It would take many pages to provide a complete answer to your question. Briefly,
- The H-L estimate is robust to extreme values b/c it is based on robust statistics.
- The CI for H-L is computed based on the asymptotic distribution of the H-L statistic under the null hypothesis (no difference between group locations)
- The bootstrap estimate is based on assuming that the population is well-represented by the sample. If your sample is small, contains rounded values, or contains a disproportional number of unusual observations, it might not be representative.
- In particular, a bootstrap analysis that involves medians of rounded values can lead to situations where the bootstrap distribution is not a good appr... to the actual distribution of the statistic. In those cases, you might need to use the smooth bootstrap.
- The bootstrap process gives you the approximate distribution of the statistic for the sample sizes w/o using any asymptotics.

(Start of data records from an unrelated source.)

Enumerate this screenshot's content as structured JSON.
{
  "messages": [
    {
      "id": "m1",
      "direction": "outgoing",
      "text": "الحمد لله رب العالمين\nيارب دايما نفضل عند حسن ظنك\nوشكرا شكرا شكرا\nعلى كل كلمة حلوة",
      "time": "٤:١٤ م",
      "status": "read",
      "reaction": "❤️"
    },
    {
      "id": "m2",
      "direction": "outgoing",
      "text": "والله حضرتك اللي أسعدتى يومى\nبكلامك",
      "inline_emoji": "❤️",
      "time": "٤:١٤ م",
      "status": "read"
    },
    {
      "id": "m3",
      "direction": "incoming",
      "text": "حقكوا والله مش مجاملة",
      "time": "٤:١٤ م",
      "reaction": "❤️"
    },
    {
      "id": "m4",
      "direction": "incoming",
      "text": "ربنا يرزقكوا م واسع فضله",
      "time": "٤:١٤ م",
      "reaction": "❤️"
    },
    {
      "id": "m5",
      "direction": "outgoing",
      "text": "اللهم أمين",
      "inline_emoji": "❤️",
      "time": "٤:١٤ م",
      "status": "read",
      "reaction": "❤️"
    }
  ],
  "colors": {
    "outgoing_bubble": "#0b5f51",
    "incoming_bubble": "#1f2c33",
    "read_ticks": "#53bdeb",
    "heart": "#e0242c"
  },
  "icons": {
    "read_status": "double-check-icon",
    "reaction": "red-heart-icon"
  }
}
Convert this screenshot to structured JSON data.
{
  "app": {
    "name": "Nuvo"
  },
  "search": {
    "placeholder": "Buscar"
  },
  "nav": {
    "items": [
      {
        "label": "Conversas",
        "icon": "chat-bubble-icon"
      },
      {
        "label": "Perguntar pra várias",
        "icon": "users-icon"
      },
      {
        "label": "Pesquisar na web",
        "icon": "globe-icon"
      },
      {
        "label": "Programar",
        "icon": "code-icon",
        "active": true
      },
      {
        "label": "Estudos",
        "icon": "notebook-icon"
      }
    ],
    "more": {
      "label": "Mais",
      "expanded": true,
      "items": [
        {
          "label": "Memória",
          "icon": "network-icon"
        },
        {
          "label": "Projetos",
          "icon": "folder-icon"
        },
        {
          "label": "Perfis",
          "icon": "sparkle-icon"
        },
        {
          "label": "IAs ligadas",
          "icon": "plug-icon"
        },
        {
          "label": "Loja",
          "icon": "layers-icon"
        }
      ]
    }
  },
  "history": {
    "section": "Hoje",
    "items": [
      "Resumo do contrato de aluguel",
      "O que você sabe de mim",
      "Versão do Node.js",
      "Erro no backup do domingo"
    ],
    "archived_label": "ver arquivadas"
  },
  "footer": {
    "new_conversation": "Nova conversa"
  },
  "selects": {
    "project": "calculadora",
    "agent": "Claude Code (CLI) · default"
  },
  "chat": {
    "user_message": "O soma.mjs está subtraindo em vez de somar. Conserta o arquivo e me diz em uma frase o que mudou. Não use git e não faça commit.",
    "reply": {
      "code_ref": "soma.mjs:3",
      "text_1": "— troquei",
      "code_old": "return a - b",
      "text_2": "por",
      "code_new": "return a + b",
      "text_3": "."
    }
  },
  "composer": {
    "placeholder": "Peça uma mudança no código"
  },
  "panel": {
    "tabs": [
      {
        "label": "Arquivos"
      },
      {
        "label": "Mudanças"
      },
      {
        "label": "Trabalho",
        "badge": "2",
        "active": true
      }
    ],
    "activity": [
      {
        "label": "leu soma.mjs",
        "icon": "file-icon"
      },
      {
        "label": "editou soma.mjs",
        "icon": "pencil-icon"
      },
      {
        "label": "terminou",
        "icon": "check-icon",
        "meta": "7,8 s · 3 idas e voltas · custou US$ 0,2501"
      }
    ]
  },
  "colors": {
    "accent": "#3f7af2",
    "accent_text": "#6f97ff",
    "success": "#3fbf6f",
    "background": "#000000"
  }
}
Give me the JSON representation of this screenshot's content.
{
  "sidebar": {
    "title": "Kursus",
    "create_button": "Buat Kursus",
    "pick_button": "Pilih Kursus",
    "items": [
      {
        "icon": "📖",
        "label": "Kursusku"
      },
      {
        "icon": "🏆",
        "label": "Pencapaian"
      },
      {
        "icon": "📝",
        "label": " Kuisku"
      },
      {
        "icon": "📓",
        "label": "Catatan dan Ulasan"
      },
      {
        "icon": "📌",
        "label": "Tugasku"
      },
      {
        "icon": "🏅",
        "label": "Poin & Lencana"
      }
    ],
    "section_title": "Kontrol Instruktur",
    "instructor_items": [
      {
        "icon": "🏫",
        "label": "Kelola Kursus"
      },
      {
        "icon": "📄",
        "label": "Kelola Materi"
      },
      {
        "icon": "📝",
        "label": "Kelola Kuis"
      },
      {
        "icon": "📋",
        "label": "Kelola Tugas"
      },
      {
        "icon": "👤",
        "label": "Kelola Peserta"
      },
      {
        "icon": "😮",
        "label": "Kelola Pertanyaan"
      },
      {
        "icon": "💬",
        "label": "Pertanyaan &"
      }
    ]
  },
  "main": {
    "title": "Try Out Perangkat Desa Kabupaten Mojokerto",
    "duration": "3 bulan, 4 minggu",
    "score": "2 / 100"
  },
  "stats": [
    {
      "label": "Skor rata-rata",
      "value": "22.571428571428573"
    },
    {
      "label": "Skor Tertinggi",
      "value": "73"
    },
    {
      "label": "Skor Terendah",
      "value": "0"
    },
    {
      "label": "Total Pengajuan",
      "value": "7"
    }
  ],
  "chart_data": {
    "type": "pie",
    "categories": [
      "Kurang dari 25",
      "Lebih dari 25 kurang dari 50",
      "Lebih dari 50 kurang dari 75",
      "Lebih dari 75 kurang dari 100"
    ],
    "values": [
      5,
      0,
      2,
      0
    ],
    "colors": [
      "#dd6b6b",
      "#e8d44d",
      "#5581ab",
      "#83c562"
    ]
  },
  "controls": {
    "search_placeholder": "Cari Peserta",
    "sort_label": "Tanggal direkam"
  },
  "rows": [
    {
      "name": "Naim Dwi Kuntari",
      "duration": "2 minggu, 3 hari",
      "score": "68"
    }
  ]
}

If you choose to pursue bootstrapping, the answer should be close to the H-L estimates, so you have some basis for deciding whether your bootstrap analysis is correct. As for coding, you can start by reading "The Essential Guide to Bootstrapping in SAS,"
Although your advisor said to use bootstrapping, I think this problem is actually a "permutation test" rather than a bootstrap problem. You can see the article "Resampling and permutation tests in SAS," which computes a permutation test for the mean-difference problem. If you have SAS/IML, you can replace each call to the MEAN function with a call to the MEDIAN function.